Expression of Bcl-xL correlates with the clinical outcomes of patients with cancer. While the role of Bcl-2 in angiogenesis is becoming increasingly evident, the function of Bcl-xL in angiogenesis is unclear. Here, we showed that epidermal growth factor (EGF) induces in vitro capillary sprouting and Bcl-xL expression in primary endothelial cells. Bcl-xL-transduced human dermal microvascular endothelial cells (HDMEC-Bcl-xL), but not empty vector control cells, spontaneously organize into capillary-like sprouts. Searching for a mechanism to explain these responses, we observed that Bcl-xL induced expression of the pro-angiogenic chemokines CXC ligand-1 (CXCL1) and CXC ligand-8 (CXCL8), and that blockade of CXC receptor-2 (CXCR2) signaling inhibited spontaneous sprouting of HDMEC-Bcl-xL. Bcl-xL led to Bcl-2 upregulation, but Bcl-2 did not upregulate Bcl-xL, suggesting the existence of a unidirectional crosstalk from Bcl-xL to Bcl-2. EGF and Bcl-xL activate the mitogen-activated protein kinase/ERK pathway resulting in upregulation of vascular endothelial growth factor (VEGF), a known inducer of Bcl-2 in endothelial cells.

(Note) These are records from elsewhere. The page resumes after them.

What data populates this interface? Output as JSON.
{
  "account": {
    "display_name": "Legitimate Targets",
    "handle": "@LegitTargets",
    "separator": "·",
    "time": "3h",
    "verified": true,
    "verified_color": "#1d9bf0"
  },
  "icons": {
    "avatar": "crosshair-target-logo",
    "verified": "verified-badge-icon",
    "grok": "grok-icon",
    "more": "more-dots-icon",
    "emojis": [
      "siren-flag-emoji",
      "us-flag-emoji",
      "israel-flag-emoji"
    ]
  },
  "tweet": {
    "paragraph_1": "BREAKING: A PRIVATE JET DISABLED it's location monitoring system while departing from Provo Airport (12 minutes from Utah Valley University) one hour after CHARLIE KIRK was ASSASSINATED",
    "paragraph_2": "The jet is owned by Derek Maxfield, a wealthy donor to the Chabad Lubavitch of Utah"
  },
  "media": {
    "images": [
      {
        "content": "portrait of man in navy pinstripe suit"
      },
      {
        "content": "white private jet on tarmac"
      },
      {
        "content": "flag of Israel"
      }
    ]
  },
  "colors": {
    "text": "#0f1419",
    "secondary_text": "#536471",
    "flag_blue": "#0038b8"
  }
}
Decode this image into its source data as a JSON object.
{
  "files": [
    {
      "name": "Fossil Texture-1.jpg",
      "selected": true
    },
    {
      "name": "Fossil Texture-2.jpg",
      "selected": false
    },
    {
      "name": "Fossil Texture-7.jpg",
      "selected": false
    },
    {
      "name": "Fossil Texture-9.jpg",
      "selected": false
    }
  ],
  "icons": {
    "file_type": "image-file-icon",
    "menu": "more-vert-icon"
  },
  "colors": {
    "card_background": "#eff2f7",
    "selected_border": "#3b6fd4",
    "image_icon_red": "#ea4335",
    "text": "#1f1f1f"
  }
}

Inhibition of VEGF receptor signaling in HDMEC-Bcl-xL prevented Bcl-2 upregulation and demonstrated the function of a VEGF-mediated autocrine loop. Bcl-2 downregulation by RNAi blocked CXCL1 and CXCL8 expression downstream of Bcl-xL, and markedly decreased angiogenesis in vivo. We conclude that Bcl-xL functions as a pro-angiogenic signaling molecule controlling Bcl-2 and VEGF expression. These results emphasize a complex interplay between Bcl-2 family members beyond their classical roles in apoptosis.